Kürk Mantolu Madonna; Küçük İnsanların Büyük Aşkı

Kürk Mantolu Madonna; Küçük İnsanların Büyük Aşkı

Zeynep-Karaca-Yazıları

‘Her şeyi içinde boğmaya mecbur olmak diri diri mezara kapanmaktan başka nedir? Ah Maria, niçin seninle bir pencere kenarında oturup konuşamıyoruz? Niçin rüzgarlı sonbahar akşamlarında, sessizce yan yana yürüyerek ruhlarımızın konuştuğunu dinleyemiyoruz? Niçin yanımda değilsin?’

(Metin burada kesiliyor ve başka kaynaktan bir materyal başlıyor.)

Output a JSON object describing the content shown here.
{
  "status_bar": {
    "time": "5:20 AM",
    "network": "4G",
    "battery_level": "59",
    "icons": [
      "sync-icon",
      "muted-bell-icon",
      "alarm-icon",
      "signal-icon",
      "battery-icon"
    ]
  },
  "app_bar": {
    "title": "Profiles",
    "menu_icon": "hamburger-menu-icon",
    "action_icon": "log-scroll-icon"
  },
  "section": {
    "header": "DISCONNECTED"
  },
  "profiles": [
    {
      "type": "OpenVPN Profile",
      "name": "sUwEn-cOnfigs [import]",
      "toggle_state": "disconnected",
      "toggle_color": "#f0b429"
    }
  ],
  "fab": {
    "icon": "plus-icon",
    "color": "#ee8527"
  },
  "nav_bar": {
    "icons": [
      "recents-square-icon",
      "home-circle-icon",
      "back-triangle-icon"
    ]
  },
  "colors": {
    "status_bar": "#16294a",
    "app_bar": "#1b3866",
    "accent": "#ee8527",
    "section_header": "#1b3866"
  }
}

Sabahattin Ali’nin ilk bakışta ismiyle alaka celbeden romanı Kürk Mantolu Madonna, sevenine haksızlık etmek istemem ama, belki de sırf bu yüzden geçen birkaç yıl içinde epey popüler oldu. İnternette neredeyse paylaşılmadık sayfası kalmadı. Adeta Oğuz Atay’ın Tutunamayanlar’ına yapıldığı gibi bir ‘Olric…’ vakası yaşandı. Fakat bazı şeyler o kadar kıymetli ki popüler olsa da sevenine sakince birazdan bu kalabalık gidecek ve biz yine baş başa kalacağız dedirtiyor. Popüler olandan fersah fersah kaçma isteği yerini sabıra bırakıyor. Sabahattin Ali ve Kürk Mantolu Madonna için de işte böyle oldu. Bekledik ve kalabalık bir miktar dağıldı.

Zeynep Karaca Yazıları

Bu yıl ise çok güzel bir şey oldu YKY, Kürk Mantolu Madonna’nın 70. Yaşına özel bir baskı hazırladı. Notos dergisi bu sayısını Sabahattin Ali’ye hasretti. Sabahattin Ali okumalarına destek vermek için edebiyat dünyasından kıymetli isimler bu sayıya yazılarıyla katkıda bulundu. Ben de insanlar içinde bir küçük insan olarak genelde Sabahattin Ali’yi özelde Kürk Mantolu Madonna’yı neden sevdiğimi anlatayım istedim.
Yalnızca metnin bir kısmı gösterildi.